The guidelines do not state that we cannot keep the data for longer periods but stipulate that the if we do keep it, it must be anonymised.  Anonymised data is less rich – it may not be possible to extract the type of affiliation from anonymised data for instance, if there is no longer a username to look up.  The problem is not insurmountable but this does bring into focus a more general issue with Raptor and its use by non-technical staff.

An ideal tool for the library liaison librarians and library management would be one that could deal with ad hoc reports. By its nature, an ad hoc report should not have to be delayed whilst someone in the Learning & Research Department finds time to create it. The seriousness of this may vary across the sector depending on what level of technical expertise exists among library staff. Some university libraries may well have staff who are comfortable with tinkering with the xml to create new and modified reports or who can anonymise data and import the modified logs for Raptor to parse. But many libraries will rely on their IT department to do this work for them. Whilst IT departments will be happy to provide this service it will not always be possible to respond as quickly as the requesters would like.

I would be interested in hearing other Raptor users views on data protection issues and how they intend to tackle them.

BTW It feels a little mean criticising Raptor but I guess that is part of the evaluation.
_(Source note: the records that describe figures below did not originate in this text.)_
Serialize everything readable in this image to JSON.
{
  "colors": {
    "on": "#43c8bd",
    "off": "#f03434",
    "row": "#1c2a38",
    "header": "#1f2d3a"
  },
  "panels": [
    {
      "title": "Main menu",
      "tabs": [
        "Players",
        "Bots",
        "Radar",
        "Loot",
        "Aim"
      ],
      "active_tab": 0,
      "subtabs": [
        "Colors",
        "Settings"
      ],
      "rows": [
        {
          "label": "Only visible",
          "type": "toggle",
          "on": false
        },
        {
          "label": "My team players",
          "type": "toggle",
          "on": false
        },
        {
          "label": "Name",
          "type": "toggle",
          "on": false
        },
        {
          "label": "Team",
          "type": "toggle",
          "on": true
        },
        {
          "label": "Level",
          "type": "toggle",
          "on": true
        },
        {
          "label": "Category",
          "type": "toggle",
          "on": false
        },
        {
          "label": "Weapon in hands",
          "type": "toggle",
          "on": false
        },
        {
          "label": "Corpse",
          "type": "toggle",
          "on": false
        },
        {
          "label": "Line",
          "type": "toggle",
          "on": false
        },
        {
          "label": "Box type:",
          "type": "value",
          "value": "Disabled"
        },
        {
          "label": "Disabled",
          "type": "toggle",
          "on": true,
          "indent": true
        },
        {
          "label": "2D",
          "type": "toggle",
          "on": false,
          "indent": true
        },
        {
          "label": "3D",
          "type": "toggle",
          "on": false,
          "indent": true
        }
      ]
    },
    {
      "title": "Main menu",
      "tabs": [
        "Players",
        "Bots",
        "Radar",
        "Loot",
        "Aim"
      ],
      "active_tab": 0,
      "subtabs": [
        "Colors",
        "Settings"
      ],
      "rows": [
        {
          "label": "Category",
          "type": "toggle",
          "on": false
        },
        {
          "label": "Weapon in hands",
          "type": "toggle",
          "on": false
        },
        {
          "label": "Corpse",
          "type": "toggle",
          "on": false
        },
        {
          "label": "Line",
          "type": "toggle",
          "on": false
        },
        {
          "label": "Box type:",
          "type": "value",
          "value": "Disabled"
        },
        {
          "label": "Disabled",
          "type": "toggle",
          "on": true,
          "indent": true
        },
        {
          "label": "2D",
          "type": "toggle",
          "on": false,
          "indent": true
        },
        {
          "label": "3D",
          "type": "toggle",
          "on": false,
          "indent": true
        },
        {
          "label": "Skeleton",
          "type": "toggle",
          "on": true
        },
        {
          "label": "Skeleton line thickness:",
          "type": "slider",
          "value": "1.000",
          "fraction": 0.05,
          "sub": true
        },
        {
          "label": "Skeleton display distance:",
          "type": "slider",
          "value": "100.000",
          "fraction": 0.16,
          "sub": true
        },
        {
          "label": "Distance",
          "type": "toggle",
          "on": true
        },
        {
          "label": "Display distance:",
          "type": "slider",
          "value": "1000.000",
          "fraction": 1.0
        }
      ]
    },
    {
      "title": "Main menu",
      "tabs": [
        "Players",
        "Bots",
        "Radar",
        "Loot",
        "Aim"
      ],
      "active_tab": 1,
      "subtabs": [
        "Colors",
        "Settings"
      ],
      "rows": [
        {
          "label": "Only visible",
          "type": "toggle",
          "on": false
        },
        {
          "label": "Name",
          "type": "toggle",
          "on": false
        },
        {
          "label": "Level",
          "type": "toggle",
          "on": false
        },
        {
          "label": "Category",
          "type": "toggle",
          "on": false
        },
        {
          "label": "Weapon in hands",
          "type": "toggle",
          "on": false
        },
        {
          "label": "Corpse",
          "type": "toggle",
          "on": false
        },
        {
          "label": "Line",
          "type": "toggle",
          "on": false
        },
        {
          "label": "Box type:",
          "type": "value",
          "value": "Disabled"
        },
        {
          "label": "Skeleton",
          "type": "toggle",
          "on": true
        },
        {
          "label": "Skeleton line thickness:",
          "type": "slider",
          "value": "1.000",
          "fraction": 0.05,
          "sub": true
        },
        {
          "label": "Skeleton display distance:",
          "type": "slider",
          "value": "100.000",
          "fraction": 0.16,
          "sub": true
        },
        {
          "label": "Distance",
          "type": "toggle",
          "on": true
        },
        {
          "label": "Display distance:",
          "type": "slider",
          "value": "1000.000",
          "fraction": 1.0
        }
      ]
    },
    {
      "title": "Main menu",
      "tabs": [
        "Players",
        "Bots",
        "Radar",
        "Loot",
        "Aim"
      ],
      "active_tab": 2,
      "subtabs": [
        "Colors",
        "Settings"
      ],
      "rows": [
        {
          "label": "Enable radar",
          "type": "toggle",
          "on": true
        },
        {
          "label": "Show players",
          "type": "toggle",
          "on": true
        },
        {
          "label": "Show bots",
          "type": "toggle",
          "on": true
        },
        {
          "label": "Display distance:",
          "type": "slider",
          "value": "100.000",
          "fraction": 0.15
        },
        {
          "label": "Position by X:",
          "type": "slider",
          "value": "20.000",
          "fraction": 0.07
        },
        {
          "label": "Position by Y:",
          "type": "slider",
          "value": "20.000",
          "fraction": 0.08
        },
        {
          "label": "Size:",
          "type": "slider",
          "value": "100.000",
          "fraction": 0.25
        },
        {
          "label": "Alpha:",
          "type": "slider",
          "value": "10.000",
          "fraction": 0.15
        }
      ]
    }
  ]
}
So I would like to also say that we think Raptor is a really useful tool and was much needed.



Laying the foundations

Following the news of our succesful bid, its down to work –  putting the administration in place, preparing the communication channels – such as this blog page, the sharepoint site and the project website.  The Project Plan and the text for the JISC Project website  will be delivered to our JISC Programme Manager – Chris Brown – by the end of the week .

I am very pleased to have been given the role of Project Manager for this project and looking forward to working with colleagues in the Library on delivering our goals. ARK is a relatively short six-month project  but we are fortunate in that many of the Project Team have already worked on the pilot project and bring very welcome experience to the project.

The UKC Project website will be up and running very soon, giving a summary of the aims and goals of the project and links to project plan and progress reports as they become available.  Here is a paragraph from the website giving a summary of what the project is about.

The JISC-funded ARK project will analyse the impact of, and look at the potential gains from the University’s implementation of the Raptor toolkit. Raptor is a software suite for the accounting of authentication information, primarily designed to assist organisations account for e-resource usage. Raptor reports will improve our understanding of the demand for, and use of electronic resources, such as journals and databases by the staff and students of the University. Raptor reports will allow us to assess the usage of each Academic school and use this data to explore how we can improve internal charging models.

Other work to be done in these early days of the project includes setting up the Steering and Implementation groups and agreeing a schedule of meetings for the duration of the project.

So, in summary, not much to report yet but the project team are very enthusiastic about what ARK can deliver. Prior to the implementation of Raptor the University had been unable to monitor  the use of  e-resources with the level of detail needed to inform strategic planning.  There is little doubt that the impact of the ARK project will be useful, not jsut to Kent but to the wider HE/FE community.